Sé infatti la comunità è adatta principalmente per il trattamento di pazienti che attraversano una fase sintomatica remissiva, e che posseggono potenzialità esplorabili dal trattamento comunitario, esse spesso propongono progetti riabilitativi a pazienti il cui disagio si è consolidato in coronicità , e per i quali la speranza di una guarigione "sociale" è un risultato
sperabile, ma non facilmente ottenibile.
Solo adottando una diversa prospettiva filosofica e una maggiore sensibilità etica , non anteponedo le proprie aspettative terapeutiche alle reali possibilità evolutive dell'ospite,si eviterà di andare incontro a un senso di frustrazione e inutilità.
Bisognerà quindi rinunciare ai valori produttivistico efficientisti insiti nella cultura diffusa e guardare al disturbo come mero problema esistenziale.

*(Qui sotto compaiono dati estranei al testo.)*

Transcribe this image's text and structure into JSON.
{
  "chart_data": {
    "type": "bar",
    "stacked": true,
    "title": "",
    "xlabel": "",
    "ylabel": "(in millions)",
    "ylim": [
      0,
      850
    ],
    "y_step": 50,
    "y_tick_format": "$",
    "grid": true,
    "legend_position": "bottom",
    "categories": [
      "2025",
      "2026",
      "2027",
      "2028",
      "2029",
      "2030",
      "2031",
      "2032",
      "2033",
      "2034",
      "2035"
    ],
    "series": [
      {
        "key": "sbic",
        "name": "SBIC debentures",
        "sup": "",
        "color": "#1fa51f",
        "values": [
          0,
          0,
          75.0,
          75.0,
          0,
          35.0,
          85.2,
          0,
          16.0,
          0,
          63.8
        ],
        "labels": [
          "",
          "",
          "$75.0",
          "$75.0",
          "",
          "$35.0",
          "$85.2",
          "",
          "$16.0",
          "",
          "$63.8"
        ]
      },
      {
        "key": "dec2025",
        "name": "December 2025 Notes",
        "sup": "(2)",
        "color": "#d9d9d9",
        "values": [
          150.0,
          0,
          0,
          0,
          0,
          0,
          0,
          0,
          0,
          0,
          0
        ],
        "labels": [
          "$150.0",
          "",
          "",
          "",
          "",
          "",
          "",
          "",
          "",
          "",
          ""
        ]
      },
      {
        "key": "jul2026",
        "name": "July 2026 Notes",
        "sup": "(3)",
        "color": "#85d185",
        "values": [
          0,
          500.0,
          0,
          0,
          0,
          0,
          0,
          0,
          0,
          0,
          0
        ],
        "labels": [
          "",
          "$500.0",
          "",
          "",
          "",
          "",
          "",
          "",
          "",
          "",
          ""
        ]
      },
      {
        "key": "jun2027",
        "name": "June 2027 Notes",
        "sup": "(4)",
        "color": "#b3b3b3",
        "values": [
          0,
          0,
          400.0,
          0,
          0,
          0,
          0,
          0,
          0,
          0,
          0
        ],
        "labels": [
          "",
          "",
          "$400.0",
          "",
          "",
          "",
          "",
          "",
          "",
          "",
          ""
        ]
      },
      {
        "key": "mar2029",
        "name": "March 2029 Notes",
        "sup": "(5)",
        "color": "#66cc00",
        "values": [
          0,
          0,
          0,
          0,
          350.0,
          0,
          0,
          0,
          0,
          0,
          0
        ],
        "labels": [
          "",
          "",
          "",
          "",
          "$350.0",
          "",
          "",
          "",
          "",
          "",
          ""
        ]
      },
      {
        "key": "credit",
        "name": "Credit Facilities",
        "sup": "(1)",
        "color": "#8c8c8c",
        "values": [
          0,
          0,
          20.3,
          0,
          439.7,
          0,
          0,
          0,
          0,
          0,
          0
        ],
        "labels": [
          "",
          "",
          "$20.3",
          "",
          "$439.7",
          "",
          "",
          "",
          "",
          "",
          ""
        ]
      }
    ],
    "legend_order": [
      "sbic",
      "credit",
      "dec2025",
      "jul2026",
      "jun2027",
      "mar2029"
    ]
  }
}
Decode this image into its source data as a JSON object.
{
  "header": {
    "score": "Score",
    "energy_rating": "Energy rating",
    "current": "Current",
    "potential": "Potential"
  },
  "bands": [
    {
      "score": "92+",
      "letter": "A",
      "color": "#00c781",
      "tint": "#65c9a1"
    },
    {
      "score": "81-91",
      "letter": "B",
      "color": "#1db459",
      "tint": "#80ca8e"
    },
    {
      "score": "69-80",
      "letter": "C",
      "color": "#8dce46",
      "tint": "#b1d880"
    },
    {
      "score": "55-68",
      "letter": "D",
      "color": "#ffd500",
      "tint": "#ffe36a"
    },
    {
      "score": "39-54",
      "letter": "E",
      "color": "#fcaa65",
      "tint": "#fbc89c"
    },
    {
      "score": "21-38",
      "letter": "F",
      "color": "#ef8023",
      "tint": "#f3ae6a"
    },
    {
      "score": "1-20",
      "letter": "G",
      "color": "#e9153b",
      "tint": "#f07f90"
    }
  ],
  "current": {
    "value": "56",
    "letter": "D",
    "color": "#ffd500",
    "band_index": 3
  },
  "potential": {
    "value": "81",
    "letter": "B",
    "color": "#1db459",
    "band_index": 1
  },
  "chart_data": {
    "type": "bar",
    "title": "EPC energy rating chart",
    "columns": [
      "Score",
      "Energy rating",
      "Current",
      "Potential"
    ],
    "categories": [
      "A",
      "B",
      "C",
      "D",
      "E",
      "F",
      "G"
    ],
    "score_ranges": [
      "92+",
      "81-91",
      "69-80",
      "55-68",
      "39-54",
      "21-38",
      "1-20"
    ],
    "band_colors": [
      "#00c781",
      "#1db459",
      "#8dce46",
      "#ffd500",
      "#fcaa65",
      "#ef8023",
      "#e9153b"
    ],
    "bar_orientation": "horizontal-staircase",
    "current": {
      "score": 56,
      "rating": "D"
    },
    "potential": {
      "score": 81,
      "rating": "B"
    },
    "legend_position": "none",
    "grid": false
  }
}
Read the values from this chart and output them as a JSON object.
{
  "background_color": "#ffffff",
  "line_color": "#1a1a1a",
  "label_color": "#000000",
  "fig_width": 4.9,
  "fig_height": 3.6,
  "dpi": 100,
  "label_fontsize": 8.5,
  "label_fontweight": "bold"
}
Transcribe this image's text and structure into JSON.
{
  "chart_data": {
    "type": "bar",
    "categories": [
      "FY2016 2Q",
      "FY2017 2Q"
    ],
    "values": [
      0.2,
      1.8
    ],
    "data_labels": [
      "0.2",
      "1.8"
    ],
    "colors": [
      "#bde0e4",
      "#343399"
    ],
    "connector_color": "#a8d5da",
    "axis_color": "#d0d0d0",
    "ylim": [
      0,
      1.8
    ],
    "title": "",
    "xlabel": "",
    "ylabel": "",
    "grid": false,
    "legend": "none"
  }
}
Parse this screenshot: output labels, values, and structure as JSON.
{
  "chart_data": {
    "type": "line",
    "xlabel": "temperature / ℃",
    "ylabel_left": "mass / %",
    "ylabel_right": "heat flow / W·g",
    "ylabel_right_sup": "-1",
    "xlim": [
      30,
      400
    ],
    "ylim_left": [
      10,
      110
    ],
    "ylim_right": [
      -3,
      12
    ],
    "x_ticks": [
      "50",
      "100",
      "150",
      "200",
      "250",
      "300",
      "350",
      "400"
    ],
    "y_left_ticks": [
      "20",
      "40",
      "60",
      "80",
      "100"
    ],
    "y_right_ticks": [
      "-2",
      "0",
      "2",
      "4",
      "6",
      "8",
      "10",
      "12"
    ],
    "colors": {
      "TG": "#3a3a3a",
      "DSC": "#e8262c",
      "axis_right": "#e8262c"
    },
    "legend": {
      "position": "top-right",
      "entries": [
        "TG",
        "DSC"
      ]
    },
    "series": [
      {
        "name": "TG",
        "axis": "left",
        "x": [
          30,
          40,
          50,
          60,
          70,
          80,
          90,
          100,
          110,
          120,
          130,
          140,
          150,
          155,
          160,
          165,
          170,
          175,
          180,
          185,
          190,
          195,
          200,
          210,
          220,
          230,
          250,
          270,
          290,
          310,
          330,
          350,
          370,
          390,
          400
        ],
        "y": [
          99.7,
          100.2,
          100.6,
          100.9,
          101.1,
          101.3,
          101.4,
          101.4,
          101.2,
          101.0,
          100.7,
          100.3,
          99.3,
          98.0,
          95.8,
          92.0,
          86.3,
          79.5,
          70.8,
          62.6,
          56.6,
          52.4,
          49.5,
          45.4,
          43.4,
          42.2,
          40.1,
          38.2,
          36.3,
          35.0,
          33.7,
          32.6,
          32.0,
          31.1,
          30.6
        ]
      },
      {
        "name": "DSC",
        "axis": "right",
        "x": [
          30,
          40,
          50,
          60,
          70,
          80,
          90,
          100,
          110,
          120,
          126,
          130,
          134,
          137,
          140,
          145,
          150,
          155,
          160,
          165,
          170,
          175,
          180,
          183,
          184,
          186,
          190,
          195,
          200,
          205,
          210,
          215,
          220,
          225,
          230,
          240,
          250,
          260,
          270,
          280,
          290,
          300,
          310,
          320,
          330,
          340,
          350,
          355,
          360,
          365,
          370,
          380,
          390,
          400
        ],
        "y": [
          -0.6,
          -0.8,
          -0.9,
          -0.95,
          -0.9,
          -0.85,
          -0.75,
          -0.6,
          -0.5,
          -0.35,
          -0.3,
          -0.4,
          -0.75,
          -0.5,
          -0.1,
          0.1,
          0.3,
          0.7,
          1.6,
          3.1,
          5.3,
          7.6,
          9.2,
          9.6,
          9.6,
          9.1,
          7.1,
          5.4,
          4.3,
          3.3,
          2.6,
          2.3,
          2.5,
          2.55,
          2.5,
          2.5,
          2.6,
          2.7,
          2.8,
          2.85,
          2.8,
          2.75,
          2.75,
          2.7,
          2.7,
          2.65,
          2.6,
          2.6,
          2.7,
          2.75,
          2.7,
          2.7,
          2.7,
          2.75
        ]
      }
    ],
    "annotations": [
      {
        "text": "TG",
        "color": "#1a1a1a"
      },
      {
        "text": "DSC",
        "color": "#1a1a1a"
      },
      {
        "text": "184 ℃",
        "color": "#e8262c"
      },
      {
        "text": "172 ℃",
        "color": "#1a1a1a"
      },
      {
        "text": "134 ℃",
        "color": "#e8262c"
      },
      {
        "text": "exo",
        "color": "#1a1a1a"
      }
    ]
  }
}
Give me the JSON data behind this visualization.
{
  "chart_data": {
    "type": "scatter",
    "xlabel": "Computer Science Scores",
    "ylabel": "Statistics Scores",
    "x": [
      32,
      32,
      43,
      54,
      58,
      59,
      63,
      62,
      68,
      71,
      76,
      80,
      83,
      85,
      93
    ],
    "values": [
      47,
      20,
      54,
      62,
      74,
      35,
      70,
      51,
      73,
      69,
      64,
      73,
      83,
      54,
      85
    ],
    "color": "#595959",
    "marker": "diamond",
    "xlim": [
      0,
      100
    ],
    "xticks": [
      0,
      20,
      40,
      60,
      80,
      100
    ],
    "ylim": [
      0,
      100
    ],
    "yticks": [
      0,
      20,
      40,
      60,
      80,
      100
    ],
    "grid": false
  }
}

Detto altrimenti: bisognerà curare senza guarire, guardare alla cronicità come un nuovo modo di vita caratterizzato sì dalla riduzione ad un codice comportamentale e a performance sociali più rigide e ridotte ,ma dotate di una loro fisionomia esistenziale.
Da quanto affermato è utile domandarsi : l'operatore di comunità è una professione impossibile?
Potremo rispondere affermativamente ma senza alcun sentimento di rinuncia se ci faremo pienamente e consapevolmente carico di questa impossibilità ,provvisti quindi di un sentimento di razionale utopia.
In fondo l'ospite con il suo sentimento di impossibilità non è questo che continuamente ci chiede?